Os agentes acreditam que o padrasto de Júlia está ligado diretamente com o seu desaparecimento. Ele, que é mecânico, nega a acusação. O homem de 44 anos foi preso na última segunda-feira (20)
Após as investigações da Polícia Civil, o juiz de plantão decretou a prisão do homem por 30 dias, podendo ser renovado por igual período.

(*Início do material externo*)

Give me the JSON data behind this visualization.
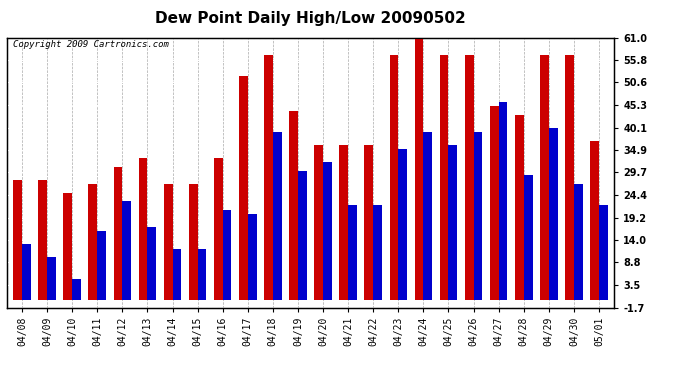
{
  "title": "Dew Point Daily High/Low 20090502",
  "copyright": "Copyright 2009 Cartronics.com",
  "dates": [
    "04/08",
    "04/09",
    "04/10",
    "04/11",
    "04/12",
    "04/13",
    "04/14",
    "04/15",
    "04/16",
    "04/17",
    "04/18",
    "04/19",
    "04/20",
    "04/21",
    "04/22",
    "04/23",
    "04/24",
    "04/25",
    "04/26",
    "04/27",
    "04/28",
    "04/29",
    "04/30",
    "05/01"
  ],
  "high": [
    28,
    28,
    25,
    27,
    31,
    33,
    27,
    27,
    33,
    52,
    57,
    44,
    36,
    36,
    36,
    57,
    61,
    57,
    57,
    45,
    43,
    57,
    57,
    37
  ],
  "low": [
    13,
    10,
    5,
    16,
    23,
    17,
    12,
    12,
    21,
    20,
    39,
    30,
    32,
    22,
    22,
    35,
    39,
    36,
    39,
    46,
    29,
    40,
    27,
    22
  ],
  "ylim_min": -1.7,
  "ylim_max": 61.0,
  "yticks": [
    -1.7,
    3.5,
    8.8,
    14.0,
    19.2,
    24.4,
    29.7,
    34.9,
    40.1,
    45.3,
    50.6,
    55.8,
    61.0
  ],
  "bar_width": 0.35,
  "high_color": "#cc0000",
  "low_color": "#0000cc",
  "bg_color": "#ffffff",
  "hgrid_color": "#ffffff",
  "vgrid_color": "#aaaaaa",
  "title_fontsize": 11,
  "axis_fontsize": 7,
  "copyright_fontsize": 6.5
}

O delegado Marcelo Haddad disse que há fortes de índicos da participação do homem no desaparecimento. Os agentes encontram manchas de sangue no sofá e no carro do acusado, além de imagens de segurança mostram atitudes suspeitas do padrasto.
A mãe disse aos policiais que a relação dos dois (menina de 15 anos e o padrasto) não era boa e havia diversas brigas. No início do desaparecimento, a mãe chegou a enviar mensagem para filha e obteve resposta. Porém, a família desconfiou que não teria sido a menina respondido a mensagem, mas sim uma outra parente.
Na mensagem, ela disse que estaria na Barra da Tijuca, no Rio de Janeiro. Segundo fontes, neste domingo, o sinal do celular voltou e o aparelho estaria numa área de mata em Pinheiral. As buscas pela menina ainda continuam.